The day I spent there as an invigilator gave me ample opportunity to assess both the work itself and the impact it was having. From the almost non-stop stream of enquiries, as well as the remarks recorded in the comments book, it was clear that the show had tapped into an immense groundswell of sympathy and understanding. The responses ranged from compassion to anger to outrage, much of it underpinned by a sense of sheer incredulity at the existence of such a problem on such a scale in the middle of what we are told is an unprecedented economic boom.
But the biggest surprise was the number of people who claimed to have been homeless themselves at one time or another, and it quickly became clear that the problem was both deeper and more intractably than even the exhibition suggested.
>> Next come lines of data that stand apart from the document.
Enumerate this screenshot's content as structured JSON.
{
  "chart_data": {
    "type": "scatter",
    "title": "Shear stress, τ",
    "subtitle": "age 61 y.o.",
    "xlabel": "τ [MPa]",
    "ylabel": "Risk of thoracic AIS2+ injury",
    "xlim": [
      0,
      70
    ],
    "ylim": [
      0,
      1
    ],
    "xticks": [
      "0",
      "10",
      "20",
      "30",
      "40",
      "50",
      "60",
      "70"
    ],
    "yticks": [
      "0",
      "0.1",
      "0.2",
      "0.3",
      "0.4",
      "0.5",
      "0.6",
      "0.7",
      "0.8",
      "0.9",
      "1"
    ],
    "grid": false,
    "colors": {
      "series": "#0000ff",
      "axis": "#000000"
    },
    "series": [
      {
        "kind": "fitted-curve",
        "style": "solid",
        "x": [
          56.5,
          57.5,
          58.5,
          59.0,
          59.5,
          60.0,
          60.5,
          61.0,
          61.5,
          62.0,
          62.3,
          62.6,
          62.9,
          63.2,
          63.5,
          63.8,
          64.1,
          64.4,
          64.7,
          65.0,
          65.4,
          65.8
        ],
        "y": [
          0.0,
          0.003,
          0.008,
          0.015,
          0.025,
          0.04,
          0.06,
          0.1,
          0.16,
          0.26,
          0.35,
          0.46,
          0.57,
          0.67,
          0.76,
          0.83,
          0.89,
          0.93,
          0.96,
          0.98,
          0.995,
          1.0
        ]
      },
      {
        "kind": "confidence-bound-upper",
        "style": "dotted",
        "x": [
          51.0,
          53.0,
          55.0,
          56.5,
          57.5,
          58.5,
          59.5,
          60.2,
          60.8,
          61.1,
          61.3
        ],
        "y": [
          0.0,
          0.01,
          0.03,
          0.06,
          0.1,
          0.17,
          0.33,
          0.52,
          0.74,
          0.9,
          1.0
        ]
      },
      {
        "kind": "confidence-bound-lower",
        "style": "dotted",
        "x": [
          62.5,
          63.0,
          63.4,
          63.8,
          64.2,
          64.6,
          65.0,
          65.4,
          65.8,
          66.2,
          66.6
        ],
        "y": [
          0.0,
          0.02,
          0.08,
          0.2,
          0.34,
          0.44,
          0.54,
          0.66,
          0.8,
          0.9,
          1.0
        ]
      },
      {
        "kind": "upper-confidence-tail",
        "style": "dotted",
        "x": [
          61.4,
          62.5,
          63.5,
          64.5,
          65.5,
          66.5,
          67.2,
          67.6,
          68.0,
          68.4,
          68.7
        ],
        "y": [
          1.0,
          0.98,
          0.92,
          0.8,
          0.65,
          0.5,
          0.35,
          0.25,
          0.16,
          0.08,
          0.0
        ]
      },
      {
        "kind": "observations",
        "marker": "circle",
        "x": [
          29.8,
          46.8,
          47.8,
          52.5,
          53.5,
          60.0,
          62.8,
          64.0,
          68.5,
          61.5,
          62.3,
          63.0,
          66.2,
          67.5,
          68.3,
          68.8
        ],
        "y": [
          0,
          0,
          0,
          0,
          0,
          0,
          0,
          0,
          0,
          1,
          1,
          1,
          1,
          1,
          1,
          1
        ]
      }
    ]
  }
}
This fact had a profound significance for me personally because it triggered a long-buried recollection of my own experience of homelessness, many years ago. True, this was a very brief and entirely voluntary episode - a predictable phase of teenage experience of 'bumming around' before getting down to the serious business of higher education. But it was real enough to know that special form of despair that accompanies the condition of rootlessness, however temporary. I was also reminded of the peculiar significance railway stations acquire at such times. To stand in the concourse of a major station is to witness one of the great rituals of modern life. All around we see the unique drama of people in transit - a drama of tearful farewells and joyous reunions, the brisk purposeful routine of commuters arriving for work. In a railway station the meaning of people's lives is defined by the fact that they have a destination. How blessed they all suddenly seemed. Those who took the time to look at the show that Kathleen Little and her collaborators had placed in their midst were offered, among other things, a confirmation of just how lucky they were to have somewhere to go, and a forceful reminder that such good fortune should never be taken for granted.